Os Rolling Stones querem esse cara no Rock and Roll Hall of Fame


Na próxima vez que você ouvir um debate sobre quem deve ser induzido no Rock and Roll Hall of Fame, certifique-se de citar o nome do Hubert Sumlin.

Como apontado no documentário "Sidemen: Long Road to Glory", o guitarrista Delta Blues não é um nome familiar. Mas seu estilo dinâmico é tão reverenciado que mais de uma dúzia de ingressantes anteriores do HOF, incluindo Eric Clapton, Elvis Costello, Keith Richards e Steve Winwood do Traffic, solicitaram a instituição para induzir Sumlin como um dos grandes.

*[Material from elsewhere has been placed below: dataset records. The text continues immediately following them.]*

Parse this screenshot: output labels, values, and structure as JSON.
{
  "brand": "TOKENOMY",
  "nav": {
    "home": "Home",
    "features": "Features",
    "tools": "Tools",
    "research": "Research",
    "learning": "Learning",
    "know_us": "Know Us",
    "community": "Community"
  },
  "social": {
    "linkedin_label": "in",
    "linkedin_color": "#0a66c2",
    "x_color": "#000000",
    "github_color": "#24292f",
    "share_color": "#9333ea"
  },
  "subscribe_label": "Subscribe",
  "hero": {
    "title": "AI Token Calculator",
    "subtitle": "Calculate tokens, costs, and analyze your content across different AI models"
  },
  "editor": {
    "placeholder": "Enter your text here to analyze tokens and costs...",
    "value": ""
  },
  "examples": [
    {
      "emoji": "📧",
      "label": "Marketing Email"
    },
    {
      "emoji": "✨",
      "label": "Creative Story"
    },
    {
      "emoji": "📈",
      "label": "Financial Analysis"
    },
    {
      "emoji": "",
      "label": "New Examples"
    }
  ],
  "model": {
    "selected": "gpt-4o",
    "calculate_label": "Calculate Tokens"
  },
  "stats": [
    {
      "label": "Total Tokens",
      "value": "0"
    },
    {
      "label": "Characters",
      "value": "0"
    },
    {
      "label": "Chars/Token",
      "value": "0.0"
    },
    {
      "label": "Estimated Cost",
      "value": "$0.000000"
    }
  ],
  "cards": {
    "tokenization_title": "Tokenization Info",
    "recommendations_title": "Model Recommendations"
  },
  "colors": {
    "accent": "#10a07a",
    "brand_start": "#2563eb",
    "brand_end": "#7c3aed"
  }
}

"Todos eles explicaram o quão importante Hubert era para eles", o diretor Scott Rosenbaum conta ao The Post sobre o homem que tocou com Howlin' Wolf e Muddy Waters. "Tantos músicos famosos tem uma dívida com Sumlin. Eu acho que o Hall of Fame deve considerar seriamente, e espero que este filme ajude o caso de Hubert".

Se acontecesse, Sumlin não experimentará a própria honra. Em 2011, apenas alguns meses depois de ter sido rankeado em 43º na lista da Rolling Stone dos 100 maiores guitarristas, Sumlin morreu em Nova Jersey aos 80 anos. Os Rolling Stones pagaram as despesas do funeral.

"Alguns músicos brancos receberam muitas críticas por cooptarem o Blues e não devolver", diz Rosenbaum. "Mas os Rolling Stones sempre apoiaram os homens do Blues. Eles sempre fizeram check-in para Hubert para ver como ele estava fazendo, e se ele precisava de alguma ajuda".


"Sidemen: Long Road to Glory" também explora a história de Pinetop Perkins (que deu aulas de piano para Ike Turner) e Big Eyes Smith (que tocava piano e bateria para Muddy Waters), e o papel que esses músicos, muitas vezes negligenciados, tiveram em alterar o curso da história da música. Mas é Sumlin quem tem a história mais fascinante.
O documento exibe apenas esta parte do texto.